It also checks for more complex cases, such as

{
    let x = 0;
    x += 1;
    x
};

and

{
    let x = 0;
    function_that_modifies_its_argument(&mut x);
    x
};

Checks for patterns where a variable or a field of a struct is assigned to itself and suggests removing the assignment. These assignments do not affect the state of the program. Examples include:

• let x = x;
• x = x;
• a.x = a.x;

Checks for boolean patterns that can be simplified through different boolean algebra laws. Examples include:

• Absorption law:
  • a && b || a can be simplified to a
  • a || a && b can be simplified to a
• Idempotence:
  • a && a can be simplified to a
  • a || a can be simplified to a
• Contradiction
  • a && !a can be simplified to false
  • !a && a can be simplified to false
• Tautology:
  • a || !a can be simplified to true
  • !a || a can be simplified to true
• Distributive law:
  • (a && b) || (a && c) can be simplified to a && (b || c)
  • (a || b) && (a || c) can be simplified to a || (b && c)
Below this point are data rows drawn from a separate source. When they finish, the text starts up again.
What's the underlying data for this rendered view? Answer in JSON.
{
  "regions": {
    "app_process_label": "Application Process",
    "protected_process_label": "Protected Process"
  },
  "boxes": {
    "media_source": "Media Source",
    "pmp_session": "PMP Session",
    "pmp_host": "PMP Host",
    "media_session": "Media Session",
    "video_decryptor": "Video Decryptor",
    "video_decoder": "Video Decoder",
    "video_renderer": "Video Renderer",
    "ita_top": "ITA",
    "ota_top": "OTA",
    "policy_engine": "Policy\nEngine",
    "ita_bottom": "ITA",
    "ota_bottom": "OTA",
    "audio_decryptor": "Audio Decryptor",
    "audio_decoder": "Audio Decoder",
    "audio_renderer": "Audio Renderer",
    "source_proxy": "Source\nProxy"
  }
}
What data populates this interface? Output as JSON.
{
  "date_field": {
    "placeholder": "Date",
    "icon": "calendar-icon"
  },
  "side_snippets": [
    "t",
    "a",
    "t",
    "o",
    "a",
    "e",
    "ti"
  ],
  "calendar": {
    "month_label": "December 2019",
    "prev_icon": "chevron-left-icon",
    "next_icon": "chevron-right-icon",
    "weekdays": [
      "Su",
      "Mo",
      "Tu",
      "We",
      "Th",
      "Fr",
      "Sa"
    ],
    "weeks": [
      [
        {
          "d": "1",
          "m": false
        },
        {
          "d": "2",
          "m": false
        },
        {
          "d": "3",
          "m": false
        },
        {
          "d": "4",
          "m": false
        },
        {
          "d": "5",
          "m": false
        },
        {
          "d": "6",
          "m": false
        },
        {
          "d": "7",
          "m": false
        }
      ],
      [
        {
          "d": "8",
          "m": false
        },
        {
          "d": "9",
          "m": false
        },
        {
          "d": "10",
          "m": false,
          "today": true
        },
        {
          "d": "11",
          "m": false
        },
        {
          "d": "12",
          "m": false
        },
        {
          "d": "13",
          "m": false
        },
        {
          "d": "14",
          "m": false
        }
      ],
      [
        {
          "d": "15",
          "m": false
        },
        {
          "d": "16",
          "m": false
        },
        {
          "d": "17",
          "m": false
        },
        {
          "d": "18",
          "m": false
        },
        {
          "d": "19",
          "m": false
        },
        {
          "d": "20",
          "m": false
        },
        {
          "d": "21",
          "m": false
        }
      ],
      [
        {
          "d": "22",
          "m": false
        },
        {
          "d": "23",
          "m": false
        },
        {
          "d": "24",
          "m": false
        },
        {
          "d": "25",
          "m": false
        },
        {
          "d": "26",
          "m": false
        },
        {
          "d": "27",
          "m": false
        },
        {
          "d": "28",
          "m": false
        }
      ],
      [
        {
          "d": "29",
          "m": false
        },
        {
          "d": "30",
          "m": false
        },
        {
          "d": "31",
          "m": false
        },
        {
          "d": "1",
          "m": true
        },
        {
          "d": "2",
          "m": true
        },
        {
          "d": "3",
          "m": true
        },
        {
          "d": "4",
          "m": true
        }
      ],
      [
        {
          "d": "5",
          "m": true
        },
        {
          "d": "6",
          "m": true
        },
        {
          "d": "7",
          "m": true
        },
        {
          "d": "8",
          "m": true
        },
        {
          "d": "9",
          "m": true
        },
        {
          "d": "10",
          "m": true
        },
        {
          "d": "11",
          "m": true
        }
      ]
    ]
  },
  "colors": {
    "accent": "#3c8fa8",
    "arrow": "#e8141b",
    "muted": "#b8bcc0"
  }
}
Where a, b and c can either be simple or composed expressions.

Checks for various patterns where a simpler numeric expression can be used instead. In all these cases, the code must already type check, and x can be any numeric expression.

• x & 0, x * 0, 0 & x, 0 * x, 0 << x, 0 >> x, x % 1 can all be replaced with just 0.
• x | 0, x ^ 0, x >> 0, x << 0, x + 0, x - 0, x / 1, x * 1, 0 | x, 0 ^ x, 0 + x, 1 * x can all be replaced with just x.

Checks for boolean identity comparisons of the form:

• x == true, true == x, which can be replaced with just x.
• x == false, false == x, which can be replaced with just !x.

In all these cases, x can be any arbitrary boolean expression.

Checks if there are any numerical comparisons with extreme values (i.e., min and max value representable by that numeric type) that are unnecessary or can be made more precise and clear. Depending on the comparison, various recommendations are made.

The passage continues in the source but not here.